WASHINGTON – Many children in special education classes may not belong there, the government says.
A new policy is aimed at intervening early with intensive teaching to give struggling students a chance to succeed in regular classrooms and escape the “special ed” label.
There are nearly seven million special education students in the United States, and roughly half have learning disabilities. Most of those are reading related, such as dyslexia or problems in processing information.
The Bush administration, following passage of a broad special education law, issued rules in October that rewrote the way schools determine if a child has a learning disability.
States have largely relied on a 1970s-era method that looks for disparities between a child’s IQ and achievement scores.
“The fundamental concept here is unexpected underachievement,” said Tom Hehir, a special education expert at Harvard University. He said a child with a normal IQ who is lagging behind in learning would generally be identified as having a learning disability.

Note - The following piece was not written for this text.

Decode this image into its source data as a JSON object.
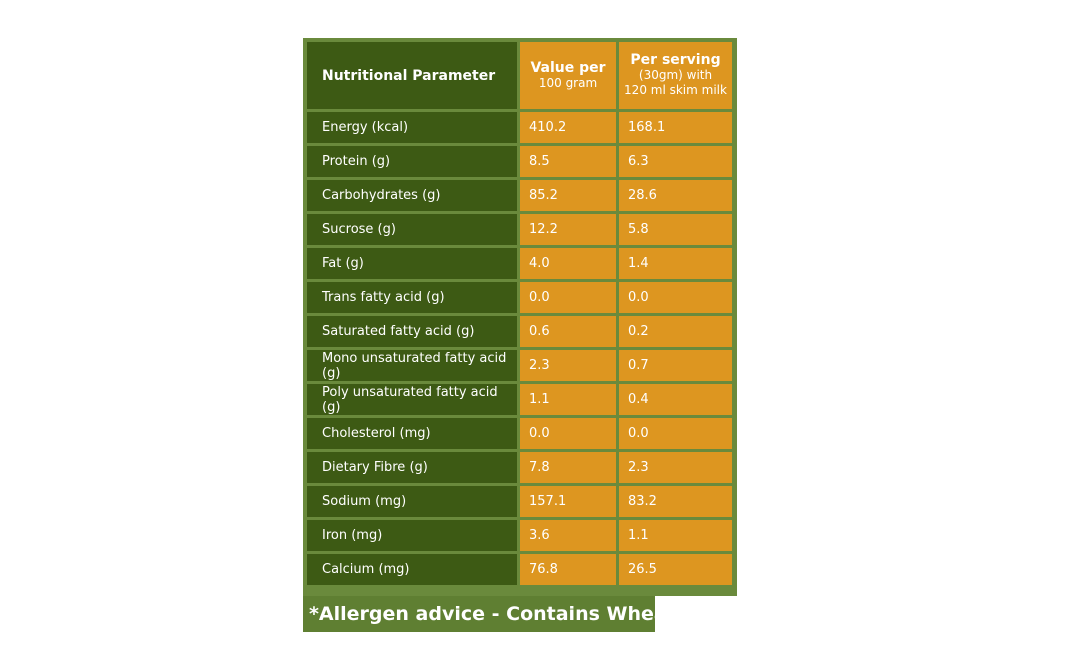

Such a diagnosis often is made around fourth grade. At younger ages IQ tests are seen as less reliable, and it often takes that long for severe achievement problems to become apparent.
But that, critics say, is a wait-to-fail approach. They point to research showing that intervening early can make it easier for children to overcome their problems.
Under the new rules, states can no longer rely solely on the IQ-vs.-achievement method. Instead the guidelines give states more latitude, allowing them, for example, to observe how well children respond to intensive instruction in the subjects where they’re having problems.
The new federal rules also make another important change: they allow schools for the first time to use up to 15 percent of their special education funds to provide the required early intervention. That could help reduce the number of children who ultimately are labeled as learning disabled.
Schools nationwide get roughly $11 billion a year in federal money for special education.